My mother also staggers mentally, due to early-stage dementia. Sometimes her absence of short-term memory and subsequent confusion make her panic. She knows something is terribly wrong but she does not know what it is. Then in is my job as her daughter to hold her hand and “carefully lead her” by telling her the sad facts of her situation yet again. She calms down, so I must be comforting her, temporarily.
I hate to see my mother lie helplessly in bed “like an antelope in a net”. But I cannot take the cup of rage, or fear, away from her.
A people may live for hundreds of generations. But an individual human being is indeed “a mortal who must die”, like grass. Someday every one of us will be vanquished by incapacitation, then death.
If I said, like second Isaiah:
Therefore listen, please, to this, wretched one
Who is drunk but not with wine—
I could not promise an end to tareilah. I could only add:
“I came back to hold your hand. Look at the flowers I brought you. Look out the window at the sky and the green trees. Wait.”
—
- We are in the middle of the seven-week period during which Jews read a “haftarah of consolation” from second Isaiah each week.
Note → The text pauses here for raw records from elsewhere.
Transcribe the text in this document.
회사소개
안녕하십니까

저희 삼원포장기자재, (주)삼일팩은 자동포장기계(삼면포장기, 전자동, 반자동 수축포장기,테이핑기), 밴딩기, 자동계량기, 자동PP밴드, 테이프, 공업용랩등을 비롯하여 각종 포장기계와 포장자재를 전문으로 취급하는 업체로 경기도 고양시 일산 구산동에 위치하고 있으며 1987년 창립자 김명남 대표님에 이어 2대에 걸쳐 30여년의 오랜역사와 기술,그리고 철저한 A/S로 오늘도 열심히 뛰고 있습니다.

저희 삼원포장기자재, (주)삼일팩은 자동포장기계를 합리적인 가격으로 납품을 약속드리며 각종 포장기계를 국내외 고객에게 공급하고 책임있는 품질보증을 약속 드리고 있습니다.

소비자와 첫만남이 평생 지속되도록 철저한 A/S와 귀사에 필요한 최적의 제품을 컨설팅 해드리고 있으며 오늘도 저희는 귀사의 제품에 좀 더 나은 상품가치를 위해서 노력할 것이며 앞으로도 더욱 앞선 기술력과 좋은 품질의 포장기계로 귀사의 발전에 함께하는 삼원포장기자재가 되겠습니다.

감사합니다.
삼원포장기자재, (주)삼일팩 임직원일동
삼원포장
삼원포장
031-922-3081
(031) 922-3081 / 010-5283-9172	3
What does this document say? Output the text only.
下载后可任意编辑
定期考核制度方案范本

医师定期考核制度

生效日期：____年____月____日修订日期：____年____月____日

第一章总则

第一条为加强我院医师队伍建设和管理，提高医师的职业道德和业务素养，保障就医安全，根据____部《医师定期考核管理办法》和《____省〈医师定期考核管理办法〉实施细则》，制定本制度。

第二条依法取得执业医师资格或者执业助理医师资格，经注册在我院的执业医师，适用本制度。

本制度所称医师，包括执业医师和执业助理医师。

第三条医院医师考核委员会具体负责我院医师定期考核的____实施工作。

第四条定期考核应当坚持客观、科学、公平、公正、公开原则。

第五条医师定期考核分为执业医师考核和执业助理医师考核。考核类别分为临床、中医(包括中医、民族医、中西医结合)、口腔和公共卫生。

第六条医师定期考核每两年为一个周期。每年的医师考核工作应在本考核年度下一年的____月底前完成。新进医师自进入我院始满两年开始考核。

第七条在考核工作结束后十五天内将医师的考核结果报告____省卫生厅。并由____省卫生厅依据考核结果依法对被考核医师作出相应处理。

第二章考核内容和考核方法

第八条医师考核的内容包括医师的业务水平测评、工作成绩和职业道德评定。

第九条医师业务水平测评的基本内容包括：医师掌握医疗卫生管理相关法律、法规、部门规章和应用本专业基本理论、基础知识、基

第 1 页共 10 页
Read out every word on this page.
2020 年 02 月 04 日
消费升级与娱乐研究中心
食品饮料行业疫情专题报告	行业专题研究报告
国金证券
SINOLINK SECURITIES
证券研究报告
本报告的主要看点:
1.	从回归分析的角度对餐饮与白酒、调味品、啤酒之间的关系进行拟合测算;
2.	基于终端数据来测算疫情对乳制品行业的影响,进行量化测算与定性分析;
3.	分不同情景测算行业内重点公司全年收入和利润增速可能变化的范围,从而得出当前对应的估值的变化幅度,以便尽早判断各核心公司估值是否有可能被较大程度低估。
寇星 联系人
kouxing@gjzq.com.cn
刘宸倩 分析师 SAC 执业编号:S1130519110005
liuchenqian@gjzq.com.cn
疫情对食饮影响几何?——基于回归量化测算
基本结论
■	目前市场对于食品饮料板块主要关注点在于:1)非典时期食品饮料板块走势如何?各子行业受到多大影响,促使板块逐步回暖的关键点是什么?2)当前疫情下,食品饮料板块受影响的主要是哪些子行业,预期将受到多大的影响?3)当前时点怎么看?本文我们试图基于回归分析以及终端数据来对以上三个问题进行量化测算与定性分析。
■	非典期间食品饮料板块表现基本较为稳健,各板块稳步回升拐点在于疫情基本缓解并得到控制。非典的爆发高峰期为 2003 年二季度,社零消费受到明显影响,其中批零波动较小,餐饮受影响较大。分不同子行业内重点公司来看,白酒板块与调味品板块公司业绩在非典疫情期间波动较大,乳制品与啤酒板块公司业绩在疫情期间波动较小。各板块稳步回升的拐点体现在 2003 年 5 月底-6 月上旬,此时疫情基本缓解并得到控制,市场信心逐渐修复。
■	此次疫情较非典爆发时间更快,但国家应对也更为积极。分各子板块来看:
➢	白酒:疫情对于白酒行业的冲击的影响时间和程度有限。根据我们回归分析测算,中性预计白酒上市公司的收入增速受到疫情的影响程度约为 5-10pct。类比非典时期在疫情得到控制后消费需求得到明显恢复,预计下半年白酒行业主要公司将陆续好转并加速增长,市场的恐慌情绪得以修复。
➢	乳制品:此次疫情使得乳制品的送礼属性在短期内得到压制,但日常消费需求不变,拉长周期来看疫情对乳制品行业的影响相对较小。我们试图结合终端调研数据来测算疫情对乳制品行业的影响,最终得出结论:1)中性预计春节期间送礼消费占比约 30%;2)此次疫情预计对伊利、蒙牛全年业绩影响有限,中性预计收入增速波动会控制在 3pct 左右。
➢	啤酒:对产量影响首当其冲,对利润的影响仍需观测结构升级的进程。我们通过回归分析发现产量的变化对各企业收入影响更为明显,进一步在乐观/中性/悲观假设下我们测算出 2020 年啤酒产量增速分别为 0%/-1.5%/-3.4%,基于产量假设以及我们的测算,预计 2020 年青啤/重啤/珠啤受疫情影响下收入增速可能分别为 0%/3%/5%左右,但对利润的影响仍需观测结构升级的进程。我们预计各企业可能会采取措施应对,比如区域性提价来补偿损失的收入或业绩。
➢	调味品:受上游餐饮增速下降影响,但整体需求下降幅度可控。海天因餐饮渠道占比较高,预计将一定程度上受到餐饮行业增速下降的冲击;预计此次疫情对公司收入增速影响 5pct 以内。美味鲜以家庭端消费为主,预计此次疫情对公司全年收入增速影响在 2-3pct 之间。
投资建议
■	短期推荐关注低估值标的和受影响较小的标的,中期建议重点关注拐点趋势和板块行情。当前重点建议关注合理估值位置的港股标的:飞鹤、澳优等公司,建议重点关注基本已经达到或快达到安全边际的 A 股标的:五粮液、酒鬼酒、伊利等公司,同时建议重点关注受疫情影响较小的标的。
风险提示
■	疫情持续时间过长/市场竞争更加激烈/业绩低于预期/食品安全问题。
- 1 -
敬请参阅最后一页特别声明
- Throughout this essay I translate the nouns chamah (חֲמַה) and chamat (חֲמַת) as “rage”. Other translations include “wrath” and “fury”.
- The two other occurrences of the root ra-al are hare-alu (הָרְעָלוּ), “they were shaken”, in Nahum 2:4; and hare-alot (הָרְעָלוֹת), which appears in a list of ornaments women wore in Psalm 60:5.
- King Cyrus, who founded the Persian Empire, quickly captured Babylon and its empire in 539 B.C.E.